Employers are within their rights to outline a clear dress code or workplace appearance policy to a certain extent. This dress code can extend beyond clothing and uniform to tattoos, hairstyles, facial hair, and piercings, especially for work health and safety, hygiene, or branding reasons. In some industries, such as carpentry or electric work, employers could be deemed negligent for not enforcing a dress code.
While it can differ between organisations and industries, many employers believe a neat and professional appearance reflects a company’s reputation. Many link this to greater client confidence and improved business interactions.
The problem arises when employees feel singled out because of their personal characteristics. According to the Fair Work Act 2009, it is unlawful to discriminate against any employee based on race, gender, colour, marital status, religion, and other areas. Dress codes are expected to be implemented within reason in a way that does not disadvantage certain employees.
“This can be a complicated, controversial issue for many workplaces,” said Professor Greg Bamber of Monash Business School.*
“Key points/ considerations for bosses to keep in mind when approaching such issues is that any ‘rule’ or requests should be reasonable and fair.”
Professor Bamber highlights two important questions for bosses to consider: what is the type of role? Does the tattoo, beard, or piercing impact the ability of the person to do their job?
“As an example: when an excellent Monash University graduate ‘Fred’ was working for a major Australian bank, his boss told him that he had to shave off his beard or else he would be disciplined and could be dismissed. Fred politely said that this was discrimination and not a reasonable request, that having a neat beard did not interfere with his work as a banker.
“Nonetheless, the boss persisted with his criticism, which caused Fred stress, so he asked his union representative to assist.
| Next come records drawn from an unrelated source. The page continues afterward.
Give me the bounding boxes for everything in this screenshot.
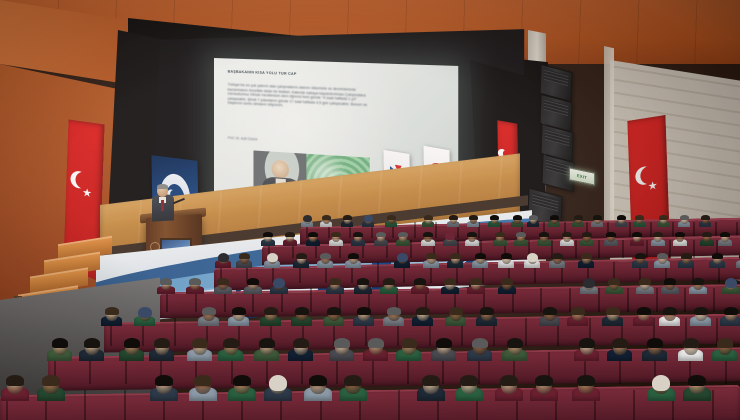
seat-divider	[693, 240, 695, 258]
audience-hair	[717, 338, 733, 348]
seat-divider	[684, 288, 686, 312]
audience-hair	[467, 232, 477, 237]
audience-hair	[320, 253, 331, 259]
audience-hair	[353, 232, 363, 237]
audience-hair	[688, 375, 706, 386]
audience-hair	[387, 215, 396, 220]
audience-hair	[550, 215, 559, 220]
audience-headscarf	[267, 253, 278, 262]
audience-hair	[539, 232, 549, 237]
audience-hair	[154, 338, 170, 348]
audience-hair	[516, 232, 526, 237]
speaker-grille	[545, 129, 569, 147]
audience-hair	[357, 278, 369, 285]
audience-hair	[192, 338, 208, 348]
audience-hair	[263, 232, 273, 237]
audience-hair	[285, 232, 295, 237]
audience-hair	[653, 232, 663, 237]
seat-divider	[669, 240, 671, 258]
audience-hair	[450, 253, 461, 259]
audience-hair	[217, 278, 229, 285]
audience-hair	[401, 338, 417, 348]
audience-hair	[724, 307, 738, 315]
audience-hair	[470, 278, 482, 285]
seat-row	[0, 385, 740, 420]
audience-hair	[720, 232, 730, 237]
audience-hair	[574, 215, 583, 220]
seat-divider	[124, 390, 126, 420]
audience-hair	[500, 375, 518, 386]
audience-headscarf	[269, 375, 287, 391]
audience-hair	[344, 375, 362, 386]
audience-hair	[501, 253, 512, 259]
audience-hair	[189, 278, 201, 285]
audience-hair	[264, 307, 278, 315]
audience-hair	[637, 307, 651, 315]
audience-hair	[480, 307, 494, 315]
seat-divider	[598, 288, 600, 312]
audience-hair	[387, 307, 401, 315]
audience-hair	[675, 232, 685, 237]
audience-hair	[449, 215, 458, 220]
audience-hair	[322, 215, 331, 220]
audience-hair	[680, 215, 689, 220]
speaker-grille	[544, 99, 568, 117]
audience-hair	[308, 232, 318, 237]
seat-divider	[414, 222, 416, 238]
audience-headscarf	[527, 253, 538, 262]
audience-hair	[331, 232, 341, 237]
seat-divider	[435, 222, 437, 238]
seat-divider	[656, 288, 658, 312]
star-icon: ★	[82, 188, 92, 200]
audience-hair	[105, 307, 119, 315]
speaker-grille	[532, 193, 558, 212]
audience-hair	[52, 338, 68, 348]
audience-hair	[490, 215, 499, 220]
audience-hair	[513, 215, 522, 220]
auditorium-photo: BAŞBAKANIN KISA YOLU TUR CAP Türkiye'nin…	[0, 0, 740, 420]
audience-hair	[343, 215, 352, 220]
audience-hair	[383, 278, 395, 285]
seat-divider	[575, 240, 577, 258]
audience-hair	[529, 215, 538, 220]
seat-divider	[598, 240, 600, 258]
speaker-grille	[544, 69, 568, 87]
audience-hair	[398, 232, 408, 237]
audience-headscarf	[138, 307, 152, 318]
audience-hair	[495, 232, 505, 237]
audience-hair	[535, 375, 553, 386]
audience-hair	[239, 253, 250, 259]
audience-hair	[577, 375, 595, 386]
audience-hair	[329, 278, 341, 285]
audience-seating	[0, 214, 740, 420]
seat-divider	[633, 390, 635, 420]
audience-hair	[639, 278, 651, 285]
audience-hair	[694, 307, 708, 315]
seat-divider	[174, 318, 176, 346]
audience-hair	[436, 338, 452, 348]
audience-hair	[202, 307, 216, 315]
audience-headscarf	[445, 232, 455, 240]
audience-hair	[309, 375, 327, 386]
audience-hair	[295, 307, 309, 315]
audience-hair	[42, 375, 60, 386]
speaker-grille	[546, 159, 570, 177]
seat-divider	[622, 240, 624, 258]
audience-hair	[444, 278, 456, 285]
audience-hair	[348, 253, 359, 259]
star-icon: ★	[648, 181, 658, 194]
audience-hair	[608, 278, 620, 285]
audience-hair	[612, 338, 628, 348]
audience-hair	[712, 253, 723, 259]
audience-hair	[449, 307, 463, 315]
audience-hair	[124, 338, 140, 348]
seat-divider	[650, 222, 652, 238]
audience-hair	[414, 278, 426, 285]
audience-hair	[232, 307, 246, 315]
audience-hair	[617, 215, 626, 220]
seat-divider	[713, 288, 715, 312]
speaker-hair	[157, 184, 168, 189]
audience-hair	[426, 253, 437, 259]
audience-hair	[460, 375, 478, 386]
audience-hair	[701, 215, 710, 220]
audience-hair	[562, 232, 572, 237]
audience-hair	[593, 215, 602, 220]
seat-divider	[629, 222, 631, 238]
audience-hair	[423, 232, 433, 237]
seat-divider	[398, 390, 400, 420]
audience-hair	[582, 232, 592, 237]
seat-divider	[540, 288, 542, 312]
audience-hair	[416, 307, 430, 315]
audience-headscarf	[397, 253, 408, 262]
audience-hair	[657, 253, 668, 259]
speaker-tie	[161, 200, 164, 211]
audience-hair	[647, 338, 663, 348]
seat-divider	[84, 390, 86, 420]
audience-hair	[422, 375, 440, 386]
audience-hair	[681, 253, 692, 259]
audience-hair	[501, 278, 513, 285]
audience-hair	[543, 307, 557, 315]
audience-hair	[581, 253, 592, 259]
audience-hair	[692, 278, 704, 285]
audience-hair	[475, 253, 486, 259]
audience-hair	[223, 338, 239, 348]
audience-hair	[635, 215, 644, 220]
audience-hair	[84, 338, 100, 348]
audience-hair	[160, 278, 172, 285]
audience-hair	[571, 307, 585, 315]
audience-hair	[507, 338, 523, 348]
audience-hair	[376, 232, 386, 237]
audience-hair	[293, 338, 309, 348]
audience-hair	[606, 307, 620, 315]
seat-divider	[525, 318, 527, 346]
audience-hair	[424, 215, 433, 220]
audience-hair	[702, 232, 712, 237]
audience-hair	[659, 215, 668, 220]
audience-hair	[194, 375, 212, 386]
seat-divider	[712, 390, 714, 420]
audience-headscarf	[273, 278, 285, 288]
seat-divider	[627, 288, 629, 312]
audience-hair	[233, 375, 251, 386]
audience-headscarf	[303, 215, 312, 222]
audience-hair	[635, 253, 646, 259]
audience-hair	[327, 307, 341, 315]
audience-hair	[472, 338, 488, 348]
exit-sign-label: EXIT	[577, 173, 587, 180]
audience-hair	[334, 338, 350, 348]
seat-divider	[672, 222, 674, 238]
audience-hair	[357, 307, 371, 315]
audience-hair	[259, 338, 275, 348]
audience-hair	[469, 215, 478, 220]
audience-headscarf	[725, 278, 737, 288]
audience-headscarf	[652, 375, 670, 391]
audience-hair	[663, 307, 677, 315]
audience-hair	[552, 253, 563, 259]
audience-hair	[155, 375, 173, 386]
audience-hair	[296, 253, 307, 259]
audience-headscarf	[364, 215, 373, 222]
audience-hair	[664, 278, 676, 285]
seat-divider	[377, 262, 379, 283]
audience-headscarf	[583, 278, 595, 288]
audience-hair	[632, 232, 642, 237]
audience-hair	[606, 232, 616, 237]
audience-hair	[579, 338, 595, 348]
audience-hair	[368, 338, 384, 348]
seat-divider	[310, 288, 312, 312]
audience-hair	[6, 375, 24, 386]
audience-hair	[683, 338, 699, 348]
audience-headscarf	[218, 253, 229, 262]
audience-hair	[247, 278, 259, 285]
portrait-head	[272, 159, 289, 179]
The union representative ‘Mary’ showed the boss a picture of the bank’s’ founders in the nineteenth century. These men all had beards, which had not interfered with them founding such a successful bank!” said Professor Bamber.
Non-compliance with dress codes despite reasonable direction from an employer can eventually lead to termination of employment. But, as with all disciplinary proceedings, bosses must account for cultural and religious factors. Physical appearance in specific is not covered in the Fair Work Act (except for Victoria due to the Equal Opportunity Act 2010), but instances like Maori facial tattoos or beards for religious reasons must be considered.
These anti-discrimination rules extend to all employees, including full-time, part-time, casual employees, contractors, probationary employees, apprentices, and trainees.
What can employers do?
The best practice is to clearly outline an acceptable dress and appearance policy in a handbook available to all employees. It should also be made clear to employees during the recruitment process. The policy should apply equally across all genders in a non-discriminatory manner.
*Greg Bamber is a Professor, Monash Business School, Monash University and co-editor of International & Comparative Employment Relations: Global Crises & Institutional Responses.
This article does not constitute legal or financial advice. For questions and inquiries, we strongly recommend you seek advice from your lawyer or employment law service provider.